As You Like It and Honey Soundsystem present Bicep and Derrick Carter
Saturday, April 12, 2014
At what point does a club become a work of art? This question has been on my mind lately, as I've been reading Eric and Jennifer Goode's Area: 1983 - 1987, a retrospective of Area, the famous Manhattan club that served as an interesting meeting point between '80s club culture and the downtown New York art avant-garde. Reading the book has me jealous for a period of time that loosely coincided with my baby years -- Area was a wildly creative space that continually reinterpreted itself through elaborate installations with themes like "suburbia," "boxing," "surrealism," and "gnarly" (which, to give you an idea of the level of detail, apparently featured a speedboat in a swimming pool with a gargoyle driving it). Basically, it was partying as installation art and vice-versa. Today, this kind of thing is fairly rare -- people seem to be okay with less cerebral environments. However, in San Francisco, Honey Soundsystem has explored a similar idea for quite a while now. A good example of this was Saturday at Mighty, where the Honey crew teamed up with As You Like It to transform the Potrero Hill venue into a simulated gym.

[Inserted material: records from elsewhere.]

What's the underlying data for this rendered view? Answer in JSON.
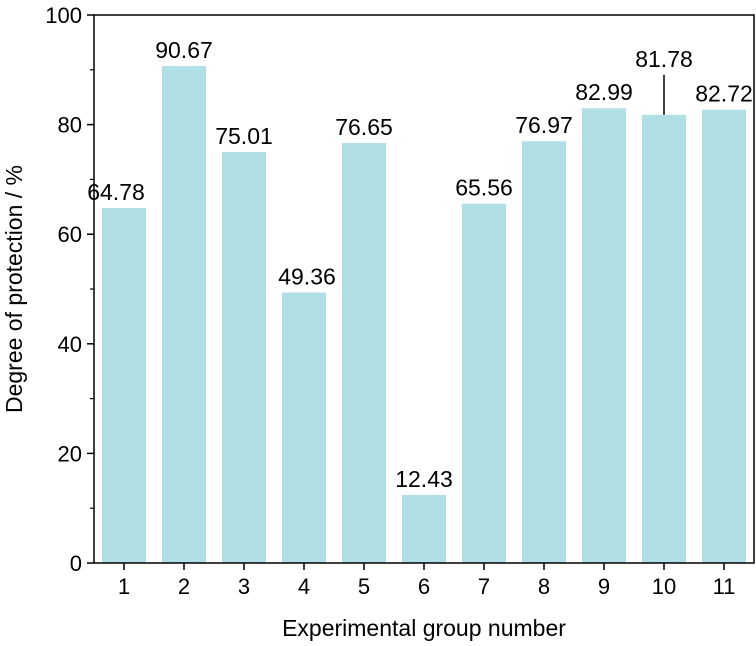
{
  "chart_data": {
    "type": "bar",
    "title": "",
    "xlabel": "Experimental group number",
    "ylabel": "Degree of protection / %",
    "categories": [
      "1",
      "2",
      "3",
      "4",
      "5",
      "6",
      "7",
      "8",
      "9",
      "10",
      "11"
    ],
    "values": [
      64.78,
      90.67,
      75.01,
      49.36,
      76.65,
      12.43,
      65.56,
      76.97,
      82.99,
      81.78,
      82.72
    ],
    "data_labels": [
      "64.78",
      "90.67",
      "75.01",
      "49.36",
      "76.65",
      "12.43",
      "65.56",
      "76.97",
      "82.99",
      "81.78",
      "82.72"
    ],
    "ylim": [
      0,
      100
    ],
    "yticks": [
      0,
      20,
      40,
      60,
      80,
      100
    ],
    "ytick_labels": [
      "0",
      "20",
      "40",
      "60",
      "80",
      "100"
    ],
    "grid": false,
    "legend": "none",
    "bar_color": "#b0e0e6",
    "axis_color": "#000000"
  }
}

Everyone in attendance seemed to agree that nobody had seen anything quite like it before. I was at the bar, a friend was buying me a beer, and I pointed out the comically oversized lateral pulldown bar hanging above the dancefloor. A girl next to me turned and said, "I know! I don't even recognize this place, it doesn't even look like Mighty in here right now." It was quite a feat of creative installation, and somehow managed to top the spectacle of last month's Icee Hot/Honey Soundsystem party at Public Works, which radically altered that space into a dystopian street scene complete with trash cans and a ridiculous number of police lights. Dancers at Mighty did their floorwork amidst a spectacle of strung mesh, beehive barbells, and large, light-studded signs that read "towel boy," "gym bunny," and "steam queen."

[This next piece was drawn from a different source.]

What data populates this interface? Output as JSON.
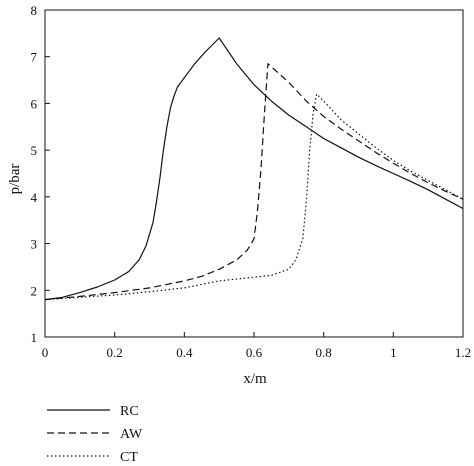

Music for the early portion of the night came from Bicep, a London duo known for its worship of '90s-era house music. In this regard Bicep did not disappoint; its set strutted with a peak-ish intensity full of rushing stabs, filter-tweaked breakdowns, and retro samples. The two DJs swapped off, taking turns guiding the room into strobe-shocked drops from center stage. The alarm-bells insanity of Tronco Traxx's "Walk For Me" careened from the speakers. "Damn, this is like some Junior Vasquez shit, it's like arena gay or something. I'm waiting for Derrick to play some handbag tracks for the divas -- clear things out," said a friend. Bicep's set was intense; it played like '90s New York house music as updated for the concerns of today's larger European dance floors. It was extremely fun in a party sense, but it didn't offer much in the way of a larger narrative. Beyond the up-down dynamic of build and drop, there just wasn't much of a sonic narrative tying things together. However, I got the feeling Bicep was going for this kind of sustained energy level on purpose, to set a pre-headliner mood. On cue the room turned green, and Derrick Carter took over.

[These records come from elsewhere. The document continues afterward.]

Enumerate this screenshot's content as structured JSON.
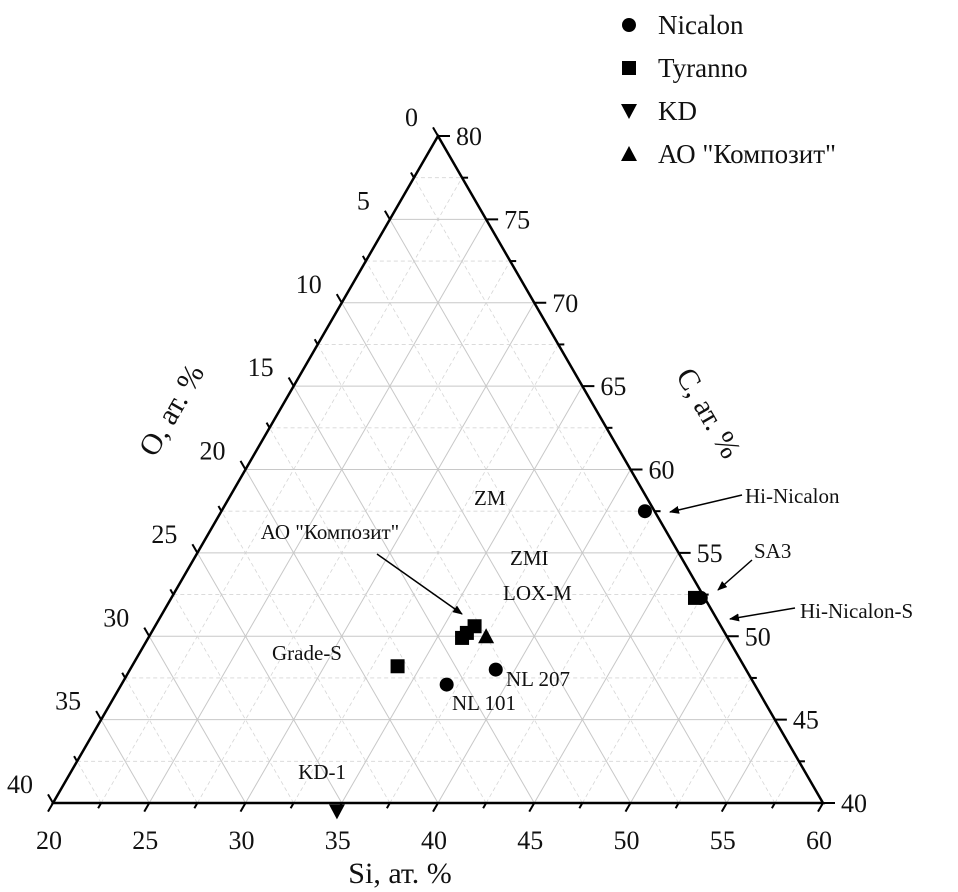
{
  "chart_data": {
    "type": "ternary-scatter",
    "axes": {
      "bottom": {
        "label": "Si, ат. %",
        "range": [
          20,
          60
        ],
        "ticks": [
          20,
          25,
          30,
          35,
          40,
          45,
          50,
          55,
          60
        ]
      },
      "left": {
        "label": "O, ат. %",
        "range": [
          0,
          40
        ],
        "ticks": [
          0,
          5,
          10,
          15,
          20,
          25,
          30,
          35,
          40
        ]
      },
      "right": {
        "label": "C, ат. %",
        "range": [
          40,
          80
        ],
        "ticks": [
          40,
          45,
          50,
          55,
          60,
          65,
          70,
          75,
          80
        ]
      }
    },
    "grid": true,
    "legend_position": "top-right",
    "legend": [
      {
        "name": "Nicalon",
        "marker": "circle"
      },
      {
        "name": "Tyranno",
        "marker": "square"
      },
      {
        "name": "KD",
        "marker": "triangle-down"
      },
      {
        "name": "АО \"Композит\"",
        "marker": "triangle-up"
      }
    ],
    "series": [
      {
        "name": "Nicalon",
        "marker": "circle",
        "points": [
          {
            "label": "Hi-Nicalon",
            "si": 42.0,
            "o": 0.5,
            "c": 57.5
          },
          {
            "label": "Hi-Nicalon-S",
            "si": 47.5,
            "o": 0.2,
            "c": 52.3
          },
          {
            "label": "NL 207",
            "si": 39.0,
            "o": 13.0,
            "c": 48.0
          },
          {
            "label": "NL 101",
            "si": 36.9,
            "o": 16.0,
            "c": 47.1
          }
        ]
      },
      {
        "name": "Tyranno",
        "marker": "square",
        "points": [
          {
            "label": "SA3",
            "si": 47.2,
            "o": 0.5,
            "c": 52.3
          },
          {
            "label": "ZM",
            "si": 36.3,
            "o": 13.8,
            "c": 49.9
          },
          {
            "label": "ZMI",
            "si": 36.4,
            "o": 13.4,
            "c": 50.2
          },
          {
            "label": "LOX-M",
            "si": 36.6,
            "o": 12.8,
            "c": 50.6
          },
          {
            "label": "Grade-S",
            "si": 33.8,
            "o": 18.0,
            "c": 48.2
          }
        ]
      },
      {
        "name": "KD",
        "marker": "triangle-down",
        "points": [
          {
            "label": "KD-1",
            "si": 35.0,
            "o": 25.5,
            "c": 39.5
          }
        ]
      },
      {
        "name": "АО \"Композит\"",
        "marker": "triangle-up",
        "points": [
          {
            "label": "АО \"Композит\"",
            "si": 37.5,
            "o": 12.5,
            "c": 50.0
          }
        ]
      }
    ]
  }
}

This is just a casual observation, but house DJs from Chicago tend to go harder than spinners from just about everywhere else. Carter, a Windy City veteran, fit the mold. He opened up his set with a long passage of funked-out tech-house, with heavy basslines that coaxed a deep low-end purr from the subwoofer stacks. The room took on a sharper quality and everything suddenly became cinematic and flashy -- then he dropped a remix of Destiny's Child's "Bug-a-Boo," which threw the room into a fit. Throughout the set he managed to continually push the envelope further, pushing through whatever benchmark for intensity he'd set with the last. Somehow he managed to do this all with a kind of relaxed ease: whenever I looked up at him he was either taking a sip from a continually refreshed cocktail or snapping photos with his cell phone.
By 3 a.m., the party was still moving at full speed with sound at ear-shredding maximum volume. A predominantly masculine crowd of shirtless dancers sweated it out in circles to pounding disco selections like MSFB's "Love is the Message," the Brother's Johnson's "Stomp," and Jamie 3:26 and Cratebug's "Hit It N Quit It." Carter hand-looped these on the CDJ, doing rough edits on the fly that emphasized small phrases -- like the "They buck like broncos" from Don Armando's 2nd Avenue Rhythm Band's "Deputy of Love." He also worked the filter, throwing out singeing high frequencies that just seemed to add to the mind-flattening sensory bombardment. He got to Diana Ross's "The Boss," which caused people to absolutely lose their minds and scream while fist pumping between choruses.
I got hold of my senses momentarily and realized it was after 4 a.m. The club was still completely packed. With headphones in hand, another DJ approached Carter to presumably take over for him. Carter regarded him, but then shook his head, pushed the DJ back, and got right back to what he was doing. Later, I asked one of the promoters when the night might end. "I don't know, he was supposed to finish 30 minutes ago, but I'm not going to be the one to get up there and tell him to stop," the promoter said. And, truth be told, I don't think anyone in that room wanted him to stop either. There was something about the party that was just perfect; it was the kind of thing that felt divorced from reality, like a good feeling that promises to wave off into infinity. I'm not entirely convinced it was just the music, but rather the combination of all factors that led to such an experience: excellent DJs, great sound, good crowd, and, most importantly, ridiculously good decor. I know it sounds trite on paper, but taken as a whole, it was about as close to art as a party experience can get.